A ‘loving’ school dinner lady from Brent who has lived in the UK for 17 years needs to raise £5,500 in exactly two weeks so she and her twins, aged 11, can continue living in the country. She first needs to raise a costly amount of money for her children’s naturalisation, when a non-British person who is not born in the UK is legally made a British citizen, eventually obtaining a British passport.
Despite all of her children being born in this country, Ene Okpe Igiehon needs to apply for British Citizenship for her twins as well as paying for a temporary visa for herself by July 7 – otherwise the Home Office will deem them ‘overstayers’ and Ene could lose her job at the school she has worked at for seven years in Kingsbury.
Ene, who is originally from Nigeria, told MyLondon: “My children were born here, they’ve never been to the country where I came from but they don’t have the right to be British until they get to a certain age. They don’t even have British Citizenship, they have to go through naturalisation.”
READ MORE:’I was born and brought up in London but the Home Office wouldn’t give me a passport because they didn’t believe I was British’
(Image: Ene Okpe Igiehon)
The fee to register Ene’s two children as British is over £1,000 each while an additional processing fee costs £416 for each child. The total amount of money Ene needs to raise is £5,500, which covers her twin’s British citizen applications, her own temporary visa extension as well as NHIS applications and her solicitor’s legal fees.

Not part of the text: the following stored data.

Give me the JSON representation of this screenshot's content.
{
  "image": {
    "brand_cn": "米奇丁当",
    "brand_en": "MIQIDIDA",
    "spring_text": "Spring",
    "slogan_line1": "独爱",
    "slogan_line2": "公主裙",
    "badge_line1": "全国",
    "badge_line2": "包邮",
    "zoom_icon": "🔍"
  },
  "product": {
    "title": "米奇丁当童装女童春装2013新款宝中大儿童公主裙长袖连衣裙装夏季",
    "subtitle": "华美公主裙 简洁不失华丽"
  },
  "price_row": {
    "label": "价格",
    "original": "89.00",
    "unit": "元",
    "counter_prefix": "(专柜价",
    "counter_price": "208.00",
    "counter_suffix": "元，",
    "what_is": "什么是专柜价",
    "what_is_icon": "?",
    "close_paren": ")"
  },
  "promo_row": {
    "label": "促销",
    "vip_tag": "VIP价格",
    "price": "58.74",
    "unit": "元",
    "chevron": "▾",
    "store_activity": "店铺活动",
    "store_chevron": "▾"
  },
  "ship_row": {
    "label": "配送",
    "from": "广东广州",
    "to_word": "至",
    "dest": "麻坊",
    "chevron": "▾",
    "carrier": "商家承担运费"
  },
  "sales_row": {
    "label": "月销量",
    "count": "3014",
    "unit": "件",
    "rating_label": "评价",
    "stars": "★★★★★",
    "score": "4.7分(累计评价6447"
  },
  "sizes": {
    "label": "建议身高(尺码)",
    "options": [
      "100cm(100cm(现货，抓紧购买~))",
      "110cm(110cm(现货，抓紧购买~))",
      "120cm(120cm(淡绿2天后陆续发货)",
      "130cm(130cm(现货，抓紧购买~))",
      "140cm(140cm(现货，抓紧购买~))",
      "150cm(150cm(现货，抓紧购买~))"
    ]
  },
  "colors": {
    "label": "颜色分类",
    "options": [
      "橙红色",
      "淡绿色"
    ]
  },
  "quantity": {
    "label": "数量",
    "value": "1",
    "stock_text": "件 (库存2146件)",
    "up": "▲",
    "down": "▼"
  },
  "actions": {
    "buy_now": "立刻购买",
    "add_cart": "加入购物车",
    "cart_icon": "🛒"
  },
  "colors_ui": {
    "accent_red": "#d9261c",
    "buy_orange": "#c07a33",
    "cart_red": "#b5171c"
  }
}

Under law, as soon as a child reaches the age of 10, they must register as a British citizen under section 1(4) of the British Nationality Act 1981. Though the Court of Appeal recently found the Home Office had failed to assess the best interests of children when setting the fees. This was upheld in 2021 by the Supreme Court as the department’s fundamental power can essentially charge what it deems fit.
Ene’s eldest child, who is now 14, successfully obtained British citizenship when he was aged 11, now Ene must do the same for her twins and extend her temporary visa, which she has to do every 30 months. In 30 months time, Ene would have reached her 20 Year Long Residency which will allow for her to apply for indefinite leave to remain, she will eventually become a British citizen but will have to cough up even more money when the time comes for her own naturalisation application.
She has found it difficult to find the finances in time on her dinner lady wage and as a single mother, while a recent court case involving an ex-partner used up any remaining money she did have. She first came to the UK for a better life but has never been able to visit her family back in Nigeria as she could not afford it.
Ene added: “I raised all three children on my own. Not just because they are my children, but they are such wonderful children. They are so positive, they are children who are determined to learn and we have the support of the lovely community and the parents and the teachers at their schools – they’ve always been there when things go wrong for me.”
Nana, a close friend of Ene’s, created a fundraiser last month to help support her friend’s plight. She told MyLondon: “Over the years I’ve seen (Ene) struggle to bring the kids up on her own but she always has a smile on her face and never reveals the problems she is going through, she does her utmost best and is a loving and caring person.
“She’s not just sitting at home claiming benefits, which is a mindset a lot of society nowadays plays towards. She’s a single mum doing this all on her own which is difficult at most times but even more so because of all the austerity – and the twins were born here.”
So far Ene has raised £1,545 but still needs £3,955 by July 7. If she cannot pay £5,500 in time, she could lose her job and right to live in the UK. “If I don’t make the application and don’t have the money, it’s not good for me – I want to have the freedom to come into work and to look after my kids,” Ene added.
A colleague of Ene’s told MyLondon she is a testament to the school. She added: “I’ve known Ene for seven years, she works so hard in our kitchens. We’ve really gotten to know her over the seven years very well. “It’s so difficult to navigate through the system, especially with the Home Office – if you want to get your case as solid as you can you have to rely on the support of a solicitor, it’s all very costly.”
She continued: “This is apparently Refugee Week, we need people in this country, we need everyone to come in and work, everyone pays towards the system. We are all here for the same reason – to have a family, to raise children and to work. I just don’t understand people who are doing the best they can for their community and are working all day are still being penalised.”
You can find Ene’s fundraiser here.
The Home Office has been contacted by MyLondon for comment.